Glomerular disease can be associated with minimal clinical signs. Weight loss, PU/PD, lethargy will often be present. With
significant protein loss other signs will develop including edema or ascites. At times the underlying disease will be the
main reason the animal is brought for examination. Once glomerular disease has progressed sufficiently, signs of renal failure
With severe protein loss we see development of changes typical for the nephrotic syndrome. These typical changes include proteinuria,
hypoalbuminemia, hypercholesterolemia, and edema, whereby the latter is relatively infrequently seen. Total protein can be
normal as globulin fraction increases from the chronic inflammation so that this is not the most reliable screening test.
The increase in cholesterol is probably related to generalized activation of the liver to produce more albumin.
In association with glomerular diseases we see an increased tendency towards thrombosis. Studies have shown that 20% of dogs
with protein losing kidney diseases had some form of thrombotic complication. With thrombosis (PTE; pulmonary thromboembolism
usually), mortality is extremely high. The increased clotting tendency has been associated with increased Antithrombin III
loss, although this is not the only explanation. AT III is roughly the same size as albumin so that it is lost preferentially.

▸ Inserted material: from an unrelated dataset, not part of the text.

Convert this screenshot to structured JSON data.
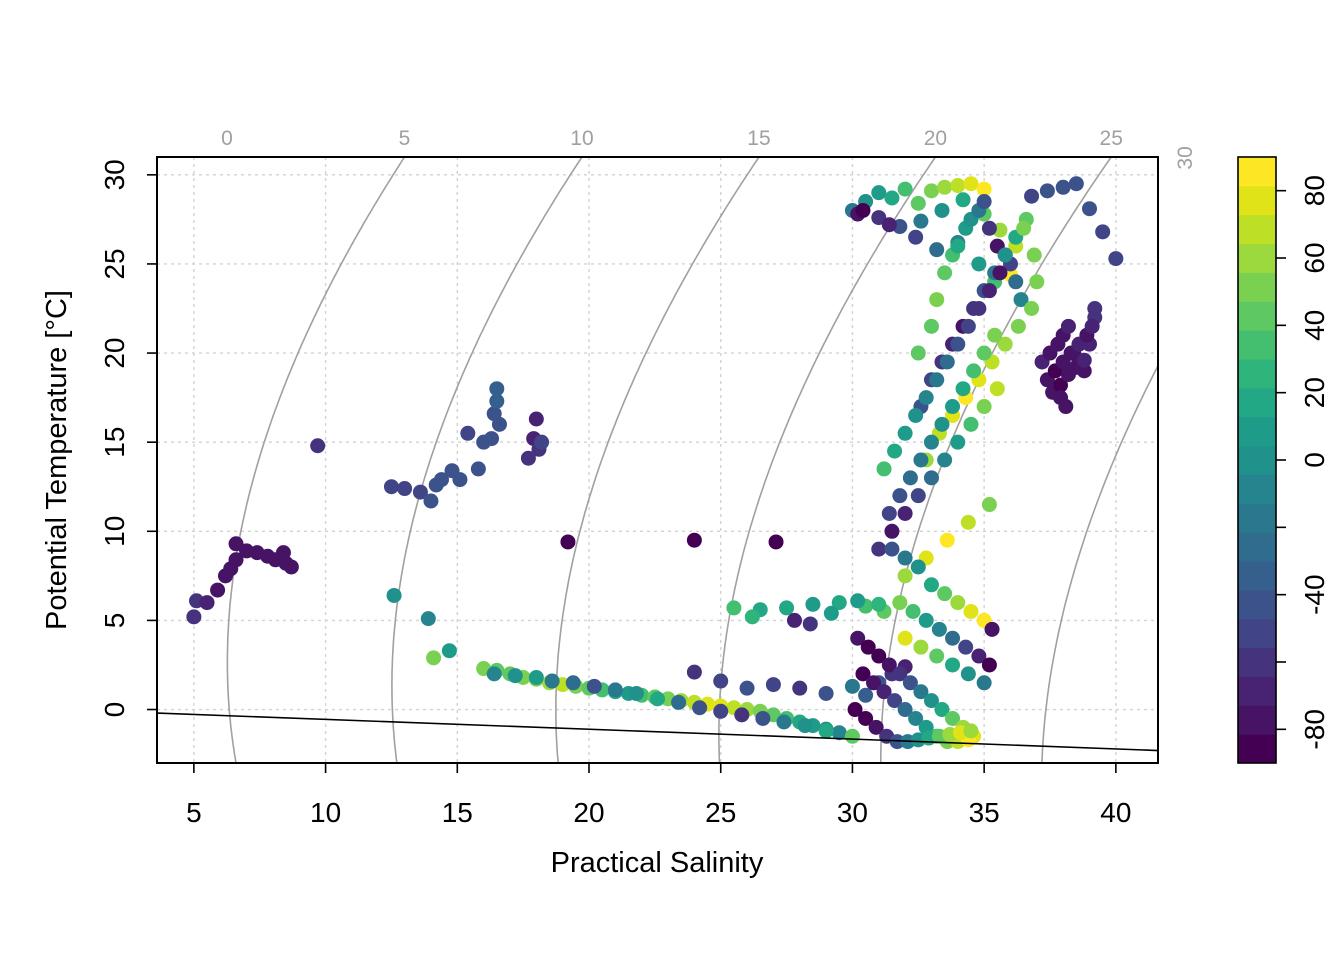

AT III works to prevent coagulation by inactivating thrombin. Other causes of hypercoagulability include increased platelet
number, platelet reactivity, and an increase in pro-coagulatory proteins. Typical for PTE is severe hypoxia with minimal radiographic
changes. Other studies used in people for definitive diagnosis of a PTE are usually not applicable to veterinary patients.
Hypertension is a very common problem associated with glomerular disease and almost always present in dogs. The process by
which this occurs is rather complex. The hypertension itself may in fact lead to progression of the glomerular injury.